YOU MAY have noticed I was missing in action last week. Then again, perhaps you had more important things to do like clip your toe nails. For the three of you concerned about my whereabouts I was mingling with the country’s literary elite at the Byron Bay Writers’ Festival. Tough gig I know in the middle of the Melbourne winter. Needless to say it took all of a millisecond to reply to the invitation in the affirmative. As much as I love sitting around discussing second novel syndrome (a condition I’m very familiar with) I was also in desperate need of a vitamin D fix. After all, a woman can’t survive on fish and milk products alone. A bit of sunshine helps.

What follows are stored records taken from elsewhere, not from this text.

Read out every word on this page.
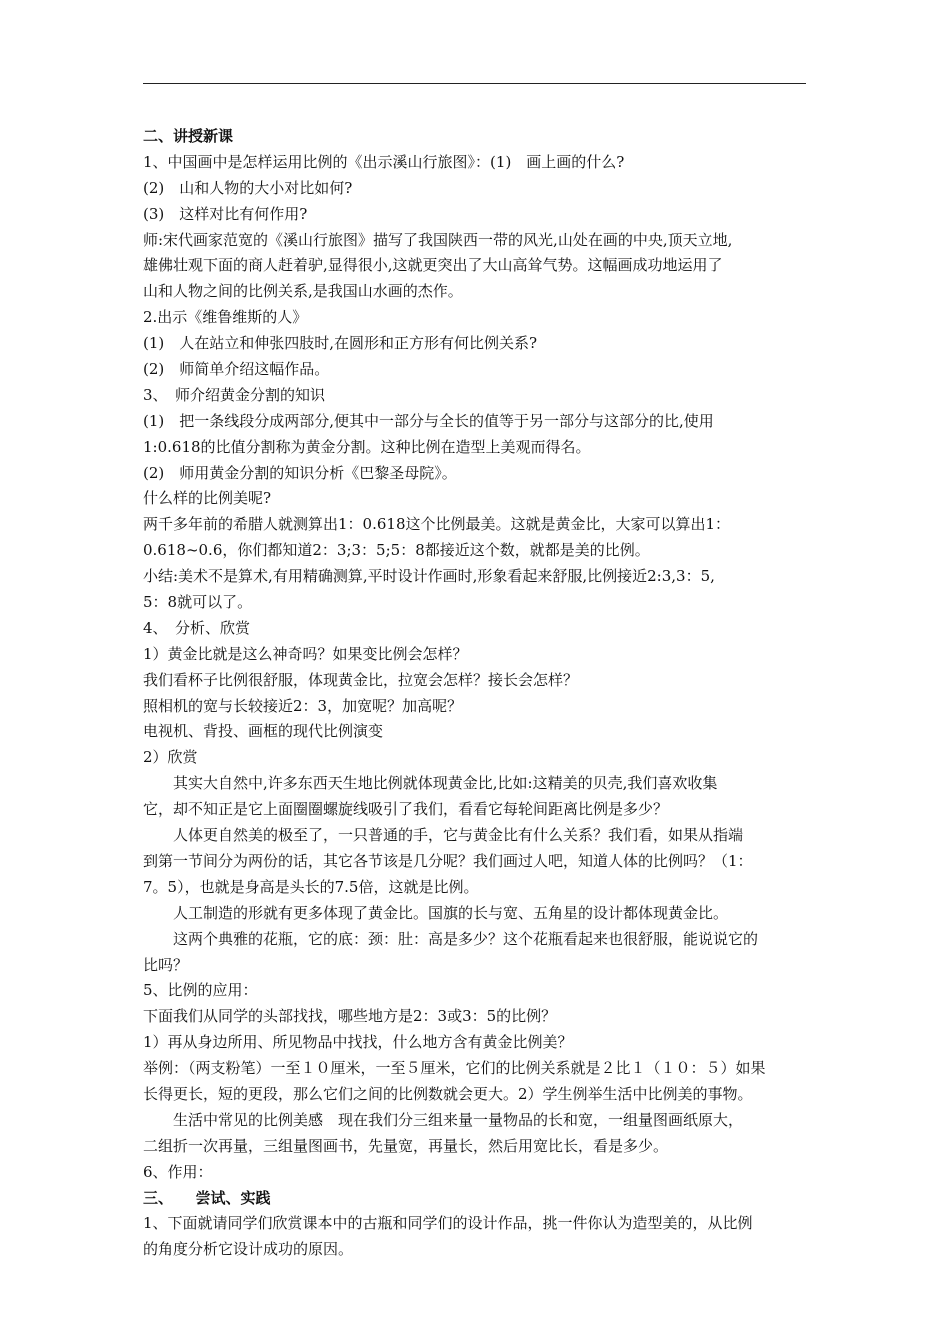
二、讲授新课
1、中国画中是怎样运用比例的《出示溪山行旅图》：(1)　画上画的什么?
(2)　山和人物的大小对比如何?
(3)　这样对比有何作用?
师:宋代画家范宽的《溪山行旅图》描写了我国陕西一带的风光,山处在画的中央,顶天立地,
雄佛壮观下面的商人赶着驴,显得很小,这就更突出了大山高耸气势。这幅画成功地运用了
山和人物之间的比例关系,是我国山水画的杰作。
2.出示《维鲁维斯的人》
(1)　人在站立和伸张四肢时,在圆形和正方形有何比例关系?
(2)　师简单介绍这幅作品。
3、　师介绍黄金分割的知识
(1)　把一条线段分成两部分,便其中一部分与全长的值等于另一部分与这部分的比,使用
1:0.618的比值分割称为黄金分割。这种比例在造型上美观而得名。
(2)　师用黄金分割的知识分析《巴黎圣母院》。
什么样的比例美呢?
两千多年前的希腊人就测算出1：0.618这个比例最美。这就是黄金比，大家可以算出1：
0.618~0.6，你们都知道2：3;3：5;5：8都接近这个数，就都是美的比例。
小结:美术不是算术,有用精确测算,平时设计作画时,形象看起来舒服,比例接近2:3,3：5,
5：8就可以了。
4、　分析、欣赏
1）黄金比就是这么神奇吗？如果变比例会怎样？
我们看杯子比例很舒服，体现黄金比，拉宽会怎样？接长会怎样？
照相机的宽与长较接近2：3，加宽呢？加高呢？
电视机、背投、画框的现代比例演变
2）欣赏
其实大自然中,许多东西天生地比例就体现黄金比,比如:这精美的贝壳,我们喜欢收集
它，却不知正是它上面圈圈螺旋线吸引了我们，看看它每轮间距离比例是多少？
人体更自然美的极至了，一只普通的手，它与黄金比有什么关系？我们看，如果从指端
到第一节间分为两份的话，其它各节该是几分呢？我们画过人吧，知道人体的比例吗？（1：
7。5），也就是身高是头长的7.5倍，这就是比例。
人工制造的形就有更多体现了黄金比。国旗的长与宽、五角星的设计都体现黄金比。
这两个典雅的花瓶，它的底：颈：肚：高是多少？这个花瓶看起来也很舒服，能说说它的
比吗？
5、比例的应用：
下面我们从同学的头部找找，哪些地方是2：3或3：5的比例？
1）再从身边所用、所见物品中找找，什么地方含有黄金比例美？
举例：（两支粉笔）一至１０厘米，一至５厘米，它们的比例关系就是２比１（１０：５）如果
长得更长，短的更段，那么它们之间的比例数就会更大。2）学生例举生活中比例美的事物。
生活中常见的比例美感　现在我们分三组来量一量物品的长和宽，一组量图画纸原大，
二组折一次再量，三组量图画书，先量宽，再量长，然后用宽比长，看是多少。
6、作用：
三、　　尝试、实践
1、下面就请同学们欣赏课本中的古瓶和同学们的设计作品，挑一件你认为造型美的，从比例
的角度分析它设计成功的原因。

With my much-loved copy of The Goddess Advantage – One Year in the Life of a Football Worshipper tucked under my arm I embarked upon my northern journey. My brief – eloquently define the spirit in sport. Why are we as a nation obsessed by it? Where does the passion come from? What is it in particular that captivates us about sport? Why do I spend every waking moment (and a few sleeping ones too) thinking about the Adelaide Crows’ forward line and ways to make it more versatile?

Sport wasn’t the only item on the menu. There was lots of debate about how to find your voice (something I’ve never had much trouble doing); how to find your genre and how to find your award-winning idea. Finding the bar was another one that emerged later in the day that was much easier to find that the others.

Books, words, tenses, voice, biography, memoir, fiction, non-fiction, love, hate, hope, despair, grief, joy, loyalty, disloyalty; my head was full of it. Little wonder I awoke in the middle of a rainforest (not literally) two Sunday mornings ago paralysed by a sense of betrayal. Upon reflection it had nothing to do with literature. I’m ashamed to say I didn’t tip the Crows against Sydney. Is there any greater act of treachery?

Life resumed as normal for round 18. I was back in Melbourne wearing 35 layers of clothing, reading about AFL and not Sonny Bill Williams’ defection to French rugby on every sports page and I tipped the Crows. I circled them with conviction hoping it might go some way towards wiping the stain from the week before.

Anthony Hudson posed the following question at the start of the game against Carlton on Saturday afternoon: “How are the Crows going to kick goals?”

Well Huddo we have options. We’ve just been hiding them (rather well). It’s a ploy of ours. You can never underestimate the element of surprise. It’s been winning games for years, not to mention grand finals. (Remember Shane Ellen in 1997). And our element of surprise on Saturday came in the hulking form of a bottle blonde – all 199 centimetres of him. (Forgive me, I need some time out. I’m having a Rhett Biglands moment.)  I’m actually talking about Brad Moran who finished with four goals, alternating with Ivan Maric in the ruck and full forward. Let’s just call that a masterstroke.

If Saturday’s match was a novel Neil Craig would be a literary genius.